In Gedanken versunken, merkst du kaum, dass ihr bereits in Marias Straße eingebogen seid. Hattest du überhaupt etwas gesagt? Dir ist zum heulen zumute. Deine Gefühle stehen dir im Weg Maria kennenzulernen und ihr eine echte Chance zu geben. Dir wird klar, dass du das mit Johansson  klären musst, damit du damit abschließen kannst.

Ihr bleibt vor Marias Haus stehen. Sie lächelt dich schwach an. "Da wären wir" "Sieht so aus"

"Also, das war...nett" Sie greift deine Wortwahl aus deiner SMS auf. Kein gutes Zeichen. "Das fand ich auch. Hör mal, Maria..." Zeit ehrlich zu sein, das hat sie verdient. Doch sie hebt eine Hand und unterbricht dich. "Schon gut, Y/N. Du brauchst nichts sagen."

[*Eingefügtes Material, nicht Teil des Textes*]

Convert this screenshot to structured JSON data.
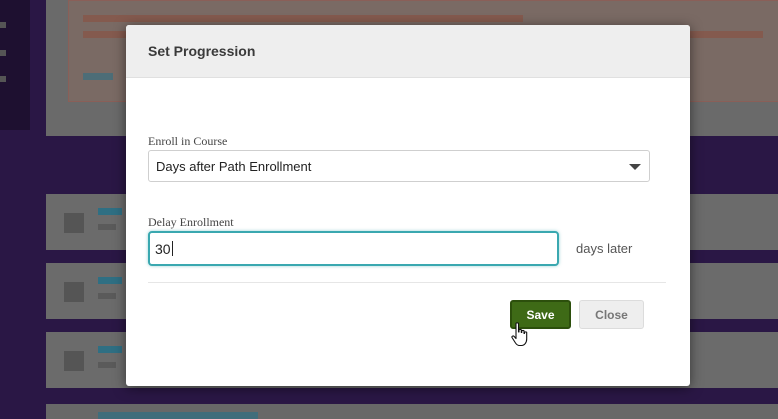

Was? Nein. Du wolltest aber. Was heißt wollen, wollen tust du es eigentlich nicht... Aber du musst. Du bist nicht gut in sowas. Aber was ist sowas? Jemanden sagen, dass man kein Interesse hätte, weil die Chefin einem im Kopf herum geisterte? Das war dein erstes Mal. Eigentlich hast du Interesse an ihr, sie ist eine interessante Frau. Deine Gedanken beginnen wieder zu drehen, dass dir schwindelig wird.

"Gute Nacht, Y/N." Mist. Mist. Mist. "Maria, ich..." Sie gibt dir einen Kuss auf die Wange. Und geht ohne abzuwarten, was du zu sagen hast, die Treppen hoch und schließt ihre Wohnungstür auf. Du stehst da und siehst ihr nach.

"Es tut mir leid..." Du flüsterst fast, dass du nicht weißt, ob sie es überhaupt gehört hat. Spielt das eigentlich eine Rolle? Dann fällt die Haustür zu und Maria verschwindet aus deinem Sichtfeld. Hast du sie gerade verloren? Innerhalb weniger Tage hast du zwei tolle Frauen von dir weggeschossen, obwohl das das letzte war, was du wolltest.

Du merkst, wie es anfängt zu regnen. Die ersten Tropfen treffen deine Haut. Du stehst noch immer vor Marias Tür. Solltest du ihr hinterher? Was hättest du ihr zu sagen? Du hast eben schon kaum etwas raus bekommen...
Du beschließst zu gehen. Es würde im Augenblick vermutlich nichts bringen Maria hinterher zu gehen. Du musstest erstmal mit dir selbst klar kommen und mit deinen Gefühlen.

Langsam gehst du die Straße hoch, der Regen nimmt zu. Er fühlt sich angenehm warm an, du lässt den Kopf in den Nacken fallen und schließt die Augen. Du fühlst dich, als wärst du der letzte Mensch auf Erden. Niemand ist zu sehen, es brennen nur noch wenige Lichter in den Wohnungen. Wie spät es wohl ist? Du hast es nicht eilig nach Hause zu kommen.